BIS found that, together, Singapore, Tokyo and Hong Kong now accounting for 21 percent of the sector, up from just 15 percent in 2013.

“Payments, FX and trade finance are the markers to watch for growth in RMB internationalisation,” said SWIFT Director of Securities Markets in the Asia-Pacific Alex Medana in 2014.

“The RMB is primarily used as a trade settlement currency, but it is worth nothing that the RMB is steadily making progress as an investment currency.”

The BIS survey shows that the renminbi has doubled its take of the global FX market, surpassing the Mexican peso as the most traded currency among those of developing nations.

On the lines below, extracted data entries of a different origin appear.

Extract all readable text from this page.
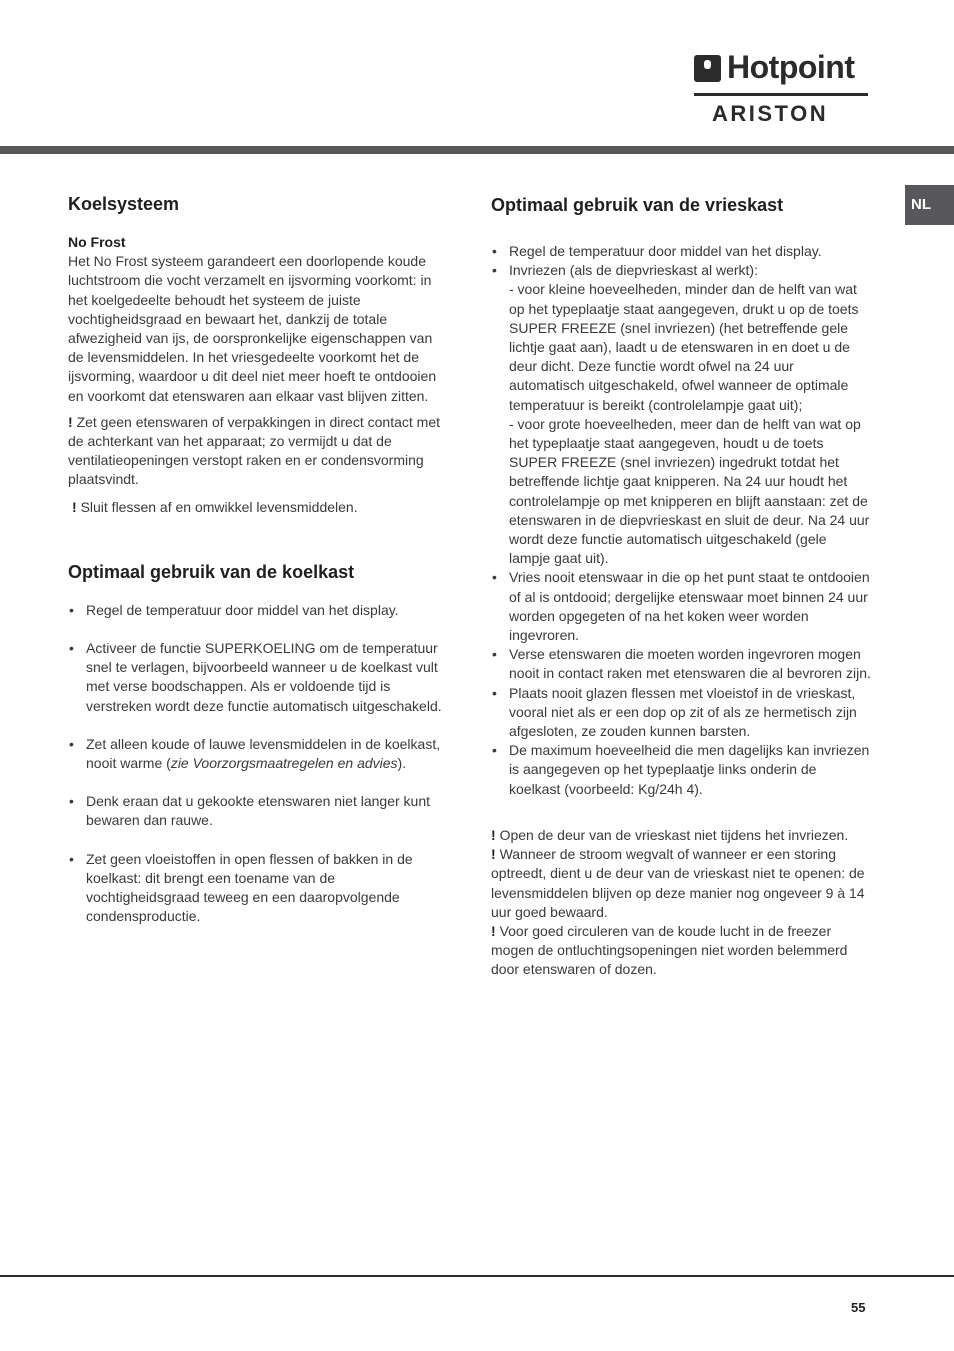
Hotpoint
ARISTON
NL
Koelsysteem

No Frost

Het No Frost systeem garandeert een doorlopende koude luchtstroom die vocht verzamelt en ijsvorming voorkomt: in het koelgedeelte behoudt het systeem de juiste vochtigheidsgraad en bewaart het, dankzij de totale afwezigheid van ijs, de oorspronkelijke eigenschappen van de levensmiddelen. In het vriesgedeelte voorkomt het de ijsvorming, waardoor u dit deel niet meer hoeft te ontdooien en voorkomt dat etenswaren aan elkaar vast blijven zitten.

! Zet geen etenswaren of verpakkingen in direct contact met de achterkant van het apparaat; zo vermijdt u dat de ventilatieopeningen verstopt raken en er condensvorming plaatsvindt.

! Sluit flessen af en omwikkel levensmiddelen.

Optimaal gebruik van de koelkast
• Regel de temperatuur door middel van het display.
• Activeer de functie SUPERKOELING om de temperatuur snel te verlagen, bijvoorbeeld wanneer u de koelkast vult met verse boodschappen. Als er voldoende tijd is verstreken wordt deze functie automatisch uitgeschakeld.
• Zet alleen koude of lauwe levensmiddelen in de koelkast, nooit warme (zie Voorzorgsmaatregelen en advies).
• Denk eraan dat u gekookte etenswaren niet langer kunt bewaren dan rauwe.
• Zet geen vloeistoffen in open flessen of bakken in de koelkast: dit brengt een toename van de vochtigheidsgraad teweeg en een daaropvolgende condensproductie.
Optimaal gebruik van de vrieskast
• Regel de temperatuur door middel van het display.
• Invriezen (als de diepvrieskast al werkt):
- voor kleine hoeveelheden, minder dan de helft van wat op het typeplaatje staat aangegeven, drukt u op de toets SUPER FREEZE (snel invriezen) (het betreffende gele lichtje gaat aan), laadt u de etenswaren in en doet u de deur dicht. Deze functie wordt ofwel na 24 uur automatisch uitgeschakeld, ofwel wanneer de optimale temperatuur is bereikt (controlelampje gaat uit);
- voor grote hoeveelheden, meer dan de helft van wat op het typeplaatje staat aangegeven, houdt u de toets SUPER FREEZE (snel invriezen) ingedrukt totdat het betreffende lichtje gaat knipperen. Na 24 uur houdt het controlelampje op met knipperen en blijft aanstaan: zet de etenswaren in de diepvrieskast en sluit de deur. Na 24 uur wordt deze functie automatisch uitgeschakeld (gele lampje gaat uit).
• Vries nooit etenswaar in die op het punt staat te ontdooien of al is ontdooid; dergelijke etenswaar moet binnen 24 uur worden opgegeten of na het koken weer worden ingevroren.
• Verse etenswaren die moeten worden ingevroren mogen nooit in contact raken met etenswaren die al bevroren zijn.
• Plaats nooit glazen flessen met vloeistof in de vrieskast, vooral niet als er een dop op zit of als ze hermetisch zijn afgesloten, ze zouden kunnen barsten.
• De maximum hoeveelheid die men dagelijks kan invriezen is aangegeven op het typeplaatje links onderin de koelkast (voorbeeld: Kg/24h 4).

! Open de deur van de vrieskast niet tijdens het invriezen.

! Wanneer de stroom wegvalt of wanneer er een storing optreedt, dient u de deur van de vrieskast niet te openen: de levensmiddelen blijven op deze manier nog ongeveer 9 à 14 uur goed bewaard.

! Voor goed circuleren van de koude lucht in de freezer mogen de ontluchtingsopeningen niet worden belemmerd door etenswaren of dozen.

55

Singapore is now the world’s third-largest FX market, surpassing China, data from the Triennial Central Bank Survey found.

The data revealed Singapore handled US$517 billion in forex and over-the-counter derivatives in April. A far cry from the UK’s US$2.4 trillion, it however represented a 35 percent increase. Meanwhile, volumes in the UK and US remain pretty much stagnant.

“Singapore is building on its role as the preeminent marketplace in Asia for global and regional banks, nonbank financial institutions and corporate treasurers to manage their FX risks,” said MAS Deputy Managing Director Jacqueline Loh.

“MAS is working with the industry to further enhance price discovery, liquidity and transparency in our FX market by strengthening electronic trading capabilities and anchoring market infrastructure.”

Singapore also beat out Tokyo as a top FX hub. The yuan, yen, sterling and South Korean won all recorded increases in forex trading, while the euro remained the only currency to see declines among the currencies traded in Singapore.